Criteria

The diagnosis of IgAN requires a kidney biopsy. No accumulation of clinical and laboratory evidence has sufficient specificity and sensitivity to avoid the need for diagnostic biopsy. Mesangial IgA deposits are the defining hallmark of the disease and can be identified by immunofluorescence or immunoperoxidase techniques. Mesangial deposition of IgA, along with other immunoglobulin classes and complement may also be a feature of lupus nephritis and therefore systemic lupus erythematosus should always be considered when making a diagnosis of IgAN.

While not diagnostic criteria per se, a number of histopathologic classifications have been published for IgAN. The most widely validated of these is the Oxford classification.[2]

The original Oxford classification, published in 2009, comprises four independent morphologic lesions that have high inter- and intra-observer reproducibility and are associated with a poor prognosis independent of clinical features at the time of kidney biopsy:

  1. Mesangial hypercellularity (M0 or M1)

  2. Endocapillary hypercellularity (E0 or E1)

  3. Segmental glomerulosclerosis (S0 or S1)

  4. Tubular atrophy/interstitial fibrosis (T0, T1, or T2)

Since its publication, the Oxford classification has been validated in multiple patient cohorts from North America, Europe, and Asia.[3][4][5]

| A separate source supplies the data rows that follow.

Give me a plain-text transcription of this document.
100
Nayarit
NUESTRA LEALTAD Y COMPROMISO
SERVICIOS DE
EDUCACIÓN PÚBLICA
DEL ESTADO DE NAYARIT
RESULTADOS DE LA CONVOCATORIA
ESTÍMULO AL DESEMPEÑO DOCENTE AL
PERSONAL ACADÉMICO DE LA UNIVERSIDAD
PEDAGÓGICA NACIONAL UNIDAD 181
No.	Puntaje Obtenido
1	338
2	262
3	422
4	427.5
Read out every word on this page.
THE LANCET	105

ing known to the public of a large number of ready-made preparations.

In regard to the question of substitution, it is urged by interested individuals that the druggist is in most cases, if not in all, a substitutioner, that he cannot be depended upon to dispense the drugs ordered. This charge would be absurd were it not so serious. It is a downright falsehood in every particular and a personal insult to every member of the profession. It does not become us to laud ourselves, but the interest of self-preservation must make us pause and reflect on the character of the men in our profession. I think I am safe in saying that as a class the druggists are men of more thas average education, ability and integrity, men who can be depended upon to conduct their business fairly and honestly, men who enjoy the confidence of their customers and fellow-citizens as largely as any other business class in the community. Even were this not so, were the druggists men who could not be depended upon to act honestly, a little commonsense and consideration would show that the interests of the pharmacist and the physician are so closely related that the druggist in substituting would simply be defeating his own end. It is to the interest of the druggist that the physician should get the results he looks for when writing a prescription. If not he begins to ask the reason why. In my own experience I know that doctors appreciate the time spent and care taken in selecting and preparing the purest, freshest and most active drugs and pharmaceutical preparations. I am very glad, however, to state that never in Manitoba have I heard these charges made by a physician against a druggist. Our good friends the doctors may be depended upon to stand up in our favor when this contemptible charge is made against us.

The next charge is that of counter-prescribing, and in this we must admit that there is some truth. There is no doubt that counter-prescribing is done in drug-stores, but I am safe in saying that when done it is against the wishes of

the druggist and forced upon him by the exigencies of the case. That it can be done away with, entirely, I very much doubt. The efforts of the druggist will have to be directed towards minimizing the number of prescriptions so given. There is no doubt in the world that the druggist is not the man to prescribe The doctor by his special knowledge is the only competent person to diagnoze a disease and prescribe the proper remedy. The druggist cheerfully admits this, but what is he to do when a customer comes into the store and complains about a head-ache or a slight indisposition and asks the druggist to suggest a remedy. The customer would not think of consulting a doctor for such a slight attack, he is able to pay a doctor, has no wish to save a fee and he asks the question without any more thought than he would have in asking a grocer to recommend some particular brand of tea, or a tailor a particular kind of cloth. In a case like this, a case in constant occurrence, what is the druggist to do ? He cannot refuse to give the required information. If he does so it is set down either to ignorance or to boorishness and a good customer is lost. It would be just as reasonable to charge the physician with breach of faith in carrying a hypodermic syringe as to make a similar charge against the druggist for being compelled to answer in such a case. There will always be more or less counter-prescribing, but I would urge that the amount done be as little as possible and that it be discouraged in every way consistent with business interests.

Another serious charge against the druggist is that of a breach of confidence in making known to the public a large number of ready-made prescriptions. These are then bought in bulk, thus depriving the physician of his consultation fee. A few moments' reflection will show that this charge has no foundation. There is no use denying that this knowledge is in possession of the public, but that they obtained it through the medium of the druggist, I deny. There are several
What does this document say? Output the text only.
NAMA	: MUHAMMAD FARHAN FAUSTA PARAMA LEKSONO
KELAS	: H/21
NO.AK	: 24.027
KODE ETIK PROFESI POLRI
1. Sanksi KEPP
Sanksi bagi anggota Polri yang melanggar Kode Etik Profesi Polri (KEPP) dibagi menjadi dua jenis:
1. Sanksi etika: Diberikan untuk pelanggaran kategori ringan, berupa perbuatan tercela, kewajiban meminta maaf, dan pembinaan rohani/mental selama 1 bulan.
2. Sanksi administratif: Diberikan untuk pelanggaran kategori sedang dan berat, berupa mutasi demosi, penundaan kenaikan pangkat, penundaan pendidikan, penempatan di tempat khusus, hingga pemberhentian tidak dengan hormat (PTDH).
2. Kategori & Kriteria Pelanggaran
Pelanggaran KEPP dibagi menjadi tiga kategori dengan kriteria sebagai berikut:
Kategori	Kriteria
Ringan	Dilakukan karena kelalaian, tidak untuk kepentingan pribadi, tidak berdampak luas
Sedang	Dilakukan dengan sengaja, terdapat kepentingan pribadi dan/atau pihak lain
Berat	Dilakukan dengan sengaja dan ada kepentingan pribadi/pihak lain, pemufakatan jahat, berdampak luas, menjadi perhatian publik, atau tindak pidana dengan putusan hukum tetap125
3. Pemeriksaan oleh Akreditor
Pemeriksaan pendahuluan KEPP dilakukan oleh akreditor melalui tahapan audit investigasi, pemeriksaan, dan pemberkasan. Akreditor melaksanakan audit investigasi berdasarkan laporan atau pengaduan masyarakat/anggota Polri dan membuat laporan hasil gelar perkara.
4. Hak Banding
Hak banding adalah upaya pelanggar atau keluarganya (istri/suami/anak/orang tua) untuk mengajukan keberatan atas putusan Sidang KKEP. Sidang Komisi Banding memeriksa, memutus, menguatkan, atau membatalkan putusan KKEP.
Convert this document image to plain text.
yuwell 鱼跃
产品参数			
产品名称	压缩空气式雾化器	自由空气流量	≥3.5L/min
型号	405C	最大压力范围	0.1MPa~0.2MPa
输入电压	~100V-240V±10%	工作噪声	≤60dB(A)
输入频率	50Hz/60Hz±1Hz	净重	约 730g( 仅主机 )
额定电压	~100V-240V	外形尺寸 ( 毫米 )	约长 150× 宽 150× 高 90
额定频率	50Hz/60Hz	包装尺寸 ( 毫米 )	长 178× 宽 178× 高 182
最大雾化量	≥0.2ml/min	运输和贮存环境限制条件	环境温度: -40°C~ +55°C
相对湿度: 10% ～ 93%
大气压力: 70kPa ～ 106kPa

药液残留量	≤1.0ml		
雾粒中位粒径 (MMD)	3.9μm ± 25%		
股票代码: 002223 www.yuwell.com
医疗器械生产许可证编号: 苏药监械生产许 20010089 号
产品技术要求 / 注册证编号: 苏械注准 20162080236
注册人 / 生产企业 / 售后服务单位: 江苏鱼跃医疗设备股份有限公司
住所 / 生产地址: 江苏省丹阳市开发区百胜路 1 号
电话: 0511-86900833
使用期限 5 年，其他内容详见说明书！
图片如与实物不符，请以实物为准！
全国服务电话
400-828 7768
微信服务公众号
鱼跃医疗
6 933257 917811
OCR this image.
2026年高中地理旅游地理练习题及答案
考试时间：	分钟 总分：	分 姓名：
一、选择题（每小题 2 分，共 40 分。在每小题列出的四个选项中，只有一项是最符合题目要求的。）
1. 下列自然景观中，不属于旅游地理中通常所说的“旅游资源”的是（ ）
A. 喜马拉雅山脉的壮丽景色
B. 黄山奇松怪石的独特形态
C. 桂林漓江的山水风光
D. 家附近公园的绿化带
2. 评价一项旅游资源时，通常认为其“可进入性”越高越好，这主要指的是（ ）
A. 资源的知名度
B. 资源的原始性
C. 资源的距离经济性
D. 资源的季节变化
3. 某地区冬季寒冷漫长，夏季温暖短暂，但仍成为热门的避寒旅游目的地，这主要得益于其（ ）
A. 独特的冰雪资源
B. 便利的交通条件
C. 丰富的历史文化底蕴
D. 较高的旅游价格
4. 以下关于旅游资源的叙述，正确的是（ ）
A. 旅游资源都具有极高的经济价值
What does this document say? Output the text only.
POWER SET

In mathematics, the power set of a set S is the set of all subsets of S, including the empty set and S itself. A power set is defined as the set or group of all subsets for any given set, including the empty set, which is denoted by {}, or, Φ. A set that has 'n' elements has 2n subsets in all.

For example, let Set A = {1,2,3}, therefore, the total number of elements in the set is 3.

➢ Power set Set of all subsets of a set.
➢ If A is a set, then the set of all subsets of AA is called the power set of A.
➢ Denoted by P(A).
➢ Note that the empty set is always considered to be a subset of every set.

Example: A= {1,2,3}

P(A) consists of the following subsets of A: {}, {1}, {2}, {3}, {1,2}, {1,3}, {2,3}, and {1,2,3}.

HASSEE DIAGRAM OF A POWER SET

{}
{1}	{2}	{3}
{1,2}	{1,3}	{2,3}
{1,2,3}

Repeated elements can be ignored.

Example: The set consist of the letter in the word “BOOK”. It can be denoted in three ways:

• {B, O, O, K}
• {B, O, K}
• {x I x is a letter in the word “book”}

In the updated Oxford Classification, published in 2017, crescents were added to the four original lesions: C0 (no crescents), C1 (crescents in less than 25% of glomeruli), and C2 (crescents in 25% or more of glomeruli), forming a new MEST-C score.[6] This is the result of a working subgroup of the IgAN Classification Working Group that demonstrated crescents (C1 or C2) were independent predictors of kidney outcomes in a pooled cohort of 3096 patients.[7] The other notable addition to the updated Oxford Classification 2017 is the subclassification of segmental sclerosis, identifying those cases with evidence of podocyte hypertrophy and/or tip lesion.